Inflation changes everything. We the public are about to discover that — or rediscover it for those of us alive in the 1970s. It changed everything for Rishi Sunak too. Its reappearance drove just about everything in last week’s spring statement and is what allowed him to cut taxation rates while increasing the tax burden and to cut planned spending on public services without announcing anything.
In the face of this unexpected surge in prices I can see the logic behind most of his policies. Increase the point at which national insurance contributions start to be paid? Good for him. It helps low earners while aligning the NI system with income tax. Take the opportunity to announce a cut in the basic rate of income tax? I don’t like the policy, especially when set alongside the increase in national insurance contributions rates, but I can see the political attraction. After all, inflation makes it a free giveaway.
The freezing of the income tax personal allowance and higher rate threshold rake in so much money when inflation is high that income tax revenues won’t suffer at all when the basic rate is cut.
There is one decision I can’t get my head around, though, and that is to do nothing more for those dependent on welfare benefits. The current system of uprating benefits each year in line with inflation the previous September works fine when inflation is low and stable. Not this year. It is particularly problematic when, as now, inflation is being driven by surges in energy and food prices that hit the poor hardest.
Perhaps Sunak felt that, with most people in work taking a hit, it was only fair for benefit recipients, including pensioners, to share some of the pain. If that’s what he was thinking he should tell us. I just can’t work out what was going through his mind.
To be fair he can point to the council tax and energy bill rebates he announced in February. As flat-rate giveaways they help the poorest most in proportionate terms. Low-paid workers are being quite well protected as universal credit becomes more generous for them and the minimum wage rises. And overall his policies are progressive. Like his Conservative predecessors he is hammering high earners, something of an untold story of the past 12 years. But the plain fact remains: those not working and struggling to get by on state benefits are going to be worse off next year than this, and Sunak could easily have mitigated that.
I want to talk about one particular group though: pensioners. Or more particularly what the recent inflationary surge tells us about pension policy.
Back in the 1970s it was pensioners who suffered most from rampant inflation. Many of those with savings saw the value of their savings decline dramatically. There was little inflation protection even for the final salary occupational pensions that many benefited from. A feeble flat rate state pension was barely enough to live on. For the next 20 years much pension policy was designed to help mitigate those sorts of risks. The state earnings related pension scheme, Serps, was introduced in 1978, giving an earnings-related, inflation protected, pension to anyone without an occupational scheme. Various pieces of legislation provided for inflation protection within occupational schemes. Since the 1970s pensioners as a whole have moved from being the poorest group in Britain to being among the richest.

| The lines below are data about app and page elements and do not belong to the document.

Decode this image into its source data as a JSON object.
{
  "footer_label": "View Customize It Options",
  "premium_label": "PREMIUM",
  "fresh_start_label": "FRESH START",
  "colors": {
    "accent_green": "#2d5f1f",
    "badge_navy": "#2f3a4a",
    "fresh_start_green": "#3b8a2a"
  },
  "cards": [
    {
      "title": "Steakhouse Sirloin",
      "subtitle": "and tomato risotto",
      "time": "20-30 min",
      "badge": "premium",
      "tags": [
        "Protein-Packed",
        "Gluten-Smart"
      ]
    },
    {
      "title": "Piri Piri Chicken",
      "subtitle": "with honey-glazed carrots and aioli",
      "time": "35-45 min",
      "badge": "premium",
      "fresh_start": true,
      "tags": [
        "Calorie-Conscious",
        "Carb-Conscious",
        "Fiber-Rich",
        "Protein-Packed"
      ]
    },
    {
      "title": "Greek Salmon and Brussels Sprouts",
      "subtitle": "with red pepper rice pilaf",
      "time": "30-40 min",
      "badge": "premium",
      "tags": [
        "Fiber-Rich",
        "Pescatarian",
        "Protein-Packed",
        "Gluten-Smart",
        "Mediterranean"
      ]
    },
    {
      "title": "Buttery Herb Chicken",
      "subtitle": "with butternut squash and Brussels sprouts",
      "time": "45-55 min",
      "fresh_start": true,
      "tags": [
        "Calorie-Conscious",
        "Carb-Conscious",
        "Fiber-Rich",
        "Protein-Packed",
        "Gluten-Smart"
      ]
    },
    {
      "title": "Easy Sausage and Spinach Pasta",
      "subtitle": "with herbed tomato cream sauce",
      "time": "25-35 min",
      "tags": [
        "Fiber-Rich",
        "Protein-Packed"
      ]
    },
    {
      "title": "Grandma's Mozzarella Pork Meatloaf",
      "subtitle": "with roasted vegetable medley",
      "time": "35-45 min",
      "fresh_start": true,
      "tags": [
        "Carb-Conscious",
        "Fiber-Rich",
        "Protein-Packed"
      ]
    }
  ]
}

Today many pensioners will have some protection from inflation, though like their working-age peers their state benefits will rise only by 3.1 per cent. There are still large numbers who depend on state benefits for most of their income. They are going to have a tough year. Most of those with occupational schemes will have some protection against rising prices, but often limited to a level below current inflation rates. It’s what’s happening to those with new-style defined contribution pensions that worries me most, though, because it is a window on to the troubles we are storing up for the future.

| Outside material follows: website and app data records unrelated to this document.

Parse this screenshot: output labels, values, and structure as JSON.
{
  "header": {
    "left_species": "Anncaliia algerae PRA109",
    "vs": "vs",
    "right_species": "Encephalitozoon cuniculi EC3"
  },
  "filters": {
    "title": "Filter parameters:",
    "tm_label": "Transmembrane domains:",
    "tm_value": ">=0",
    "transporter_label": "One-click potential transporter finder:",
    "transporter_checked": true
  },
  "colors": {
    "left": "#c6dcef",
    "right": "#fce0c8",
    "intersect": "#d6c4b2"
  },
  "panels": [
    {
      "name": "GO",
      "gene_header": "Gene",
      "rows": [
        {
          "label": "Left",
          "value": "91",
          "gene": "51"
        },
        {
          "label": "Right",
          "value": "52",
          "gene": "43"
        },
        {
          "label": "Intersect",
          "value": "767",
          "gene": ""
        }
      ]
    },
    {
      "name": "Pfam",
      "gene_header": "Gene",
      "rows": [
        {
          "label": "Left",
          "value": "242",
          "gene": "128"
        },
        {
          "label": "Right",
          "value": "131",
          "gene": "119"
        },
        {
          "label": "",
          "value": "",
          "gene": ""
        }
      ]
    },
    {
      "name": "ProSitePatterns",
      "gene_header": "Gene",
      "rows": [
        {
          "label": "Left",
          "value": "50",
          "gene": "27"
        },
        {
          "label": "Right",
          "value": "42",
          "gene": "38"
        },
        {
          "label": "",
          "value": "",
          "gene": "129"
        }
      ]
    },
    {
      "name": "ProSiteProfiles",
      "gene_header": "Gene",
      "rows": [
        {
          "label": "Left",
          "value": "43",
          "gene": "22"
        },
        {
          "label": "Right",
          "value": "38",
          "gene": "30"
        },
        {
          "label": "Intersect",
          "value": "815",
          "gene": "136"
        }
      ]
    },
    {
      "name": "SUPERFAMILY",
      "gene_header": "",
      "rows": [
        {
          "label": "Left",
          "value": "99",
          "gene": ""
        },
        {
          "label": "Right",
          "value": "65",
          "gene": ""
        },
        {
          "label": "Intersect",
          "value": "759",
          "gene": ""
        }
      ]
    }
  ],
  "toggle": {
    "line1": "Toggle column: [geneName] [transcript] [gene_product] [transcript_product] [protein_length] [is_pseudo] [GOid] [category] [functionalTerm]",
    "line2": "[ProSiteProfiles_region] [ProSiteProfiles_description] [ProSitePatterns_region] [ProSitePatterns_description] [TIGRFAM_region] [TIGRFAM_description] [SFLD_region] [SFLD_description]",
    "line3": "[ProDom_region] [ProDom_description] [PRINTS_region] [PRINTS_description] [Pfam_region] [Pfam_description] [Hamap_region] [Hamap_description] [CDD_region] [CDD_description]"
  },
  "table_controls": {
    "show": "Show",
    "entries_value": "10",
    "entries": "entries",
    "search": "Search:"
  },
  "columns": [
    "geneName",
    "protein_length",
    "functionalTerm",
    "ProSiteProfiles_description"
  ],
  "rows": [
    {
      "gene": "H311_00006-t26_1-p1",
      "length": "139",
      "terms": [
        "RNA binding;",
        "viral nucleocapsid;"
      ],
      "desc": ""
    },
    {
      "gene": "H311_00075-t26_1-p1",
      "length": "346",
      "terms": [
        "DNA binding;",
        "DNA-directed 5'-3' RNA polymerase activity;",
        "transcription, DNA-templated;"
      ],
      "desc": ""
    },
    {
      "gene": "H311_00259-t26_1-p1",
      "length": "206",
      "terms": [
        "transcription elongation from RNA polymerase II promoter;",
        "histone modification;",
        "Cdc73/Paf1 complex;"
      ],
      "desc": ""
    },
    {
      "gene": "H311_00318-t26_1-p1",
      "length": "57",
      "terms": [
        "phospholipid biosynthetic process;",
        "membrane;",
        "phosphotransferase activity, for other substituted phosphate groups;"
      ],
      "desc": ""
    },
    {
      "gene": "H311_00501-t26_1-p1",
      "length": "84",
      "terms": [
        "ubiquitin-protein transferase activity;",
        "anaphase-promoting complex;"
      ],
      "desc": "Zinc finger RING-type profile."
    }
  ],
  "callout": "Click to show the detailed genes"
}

Nearly all the infrastructure designed to protect pensioners against inflation has been dismantled. Serps has been abolished. Outside of the public sector there are essentially no defined benefit occupational pensions. Defined contribution pensions are the only game in town. But, as I have written here before, they aren’t really pensions at all. There is no compulsion to turn the accumulated pot into an annuity. Those who do buy an annuity almost never buy one with any inflation protection: it just looks too expensive.
In the future then the huge majority of pensioners will be dependent on their own pots of savings. Some will have annuities which don’t rise with prices. Only retired public sector workers will have any protection for inflation beyond their state benefits. It’ll be a return to the 1970s where inflation can quickly undermine a lifetime’s careful husbanding of resources. It’s hard enough to navigate this new world of personal responsibility, individual savings pots and drawdown options in a world of low and stable inflation. In a world of high inflation, it will become nightmarishly difficult.

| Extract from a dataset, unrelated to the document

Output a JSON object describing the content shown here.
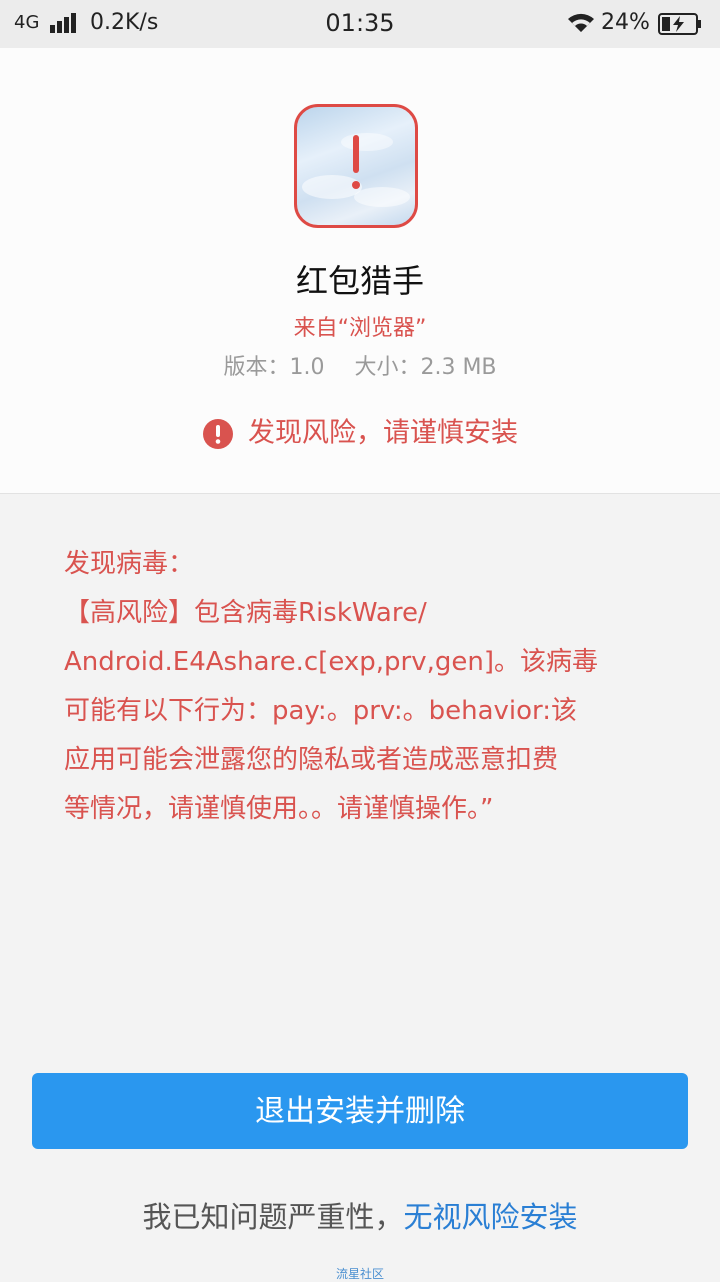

What’s worse, the amount that can be saved in a pension is being squeezed harder year by year as both the lifetime and annual allowances on what can be contributed are frozen in nominal terms. Just as the chancellor is banking the extra tax from keeping the income tax personal allowance frozen, he is accelerating the decline in private pension provision.
Because most current pensioners are doing pretty well, and because the policy of auto-enrolment into private pensions has worked so effectively, I detect a dangerous complacency around pension policy. If we are to take any benefit from this year’s tribulations, then shaking off that complacency would be a good place to start.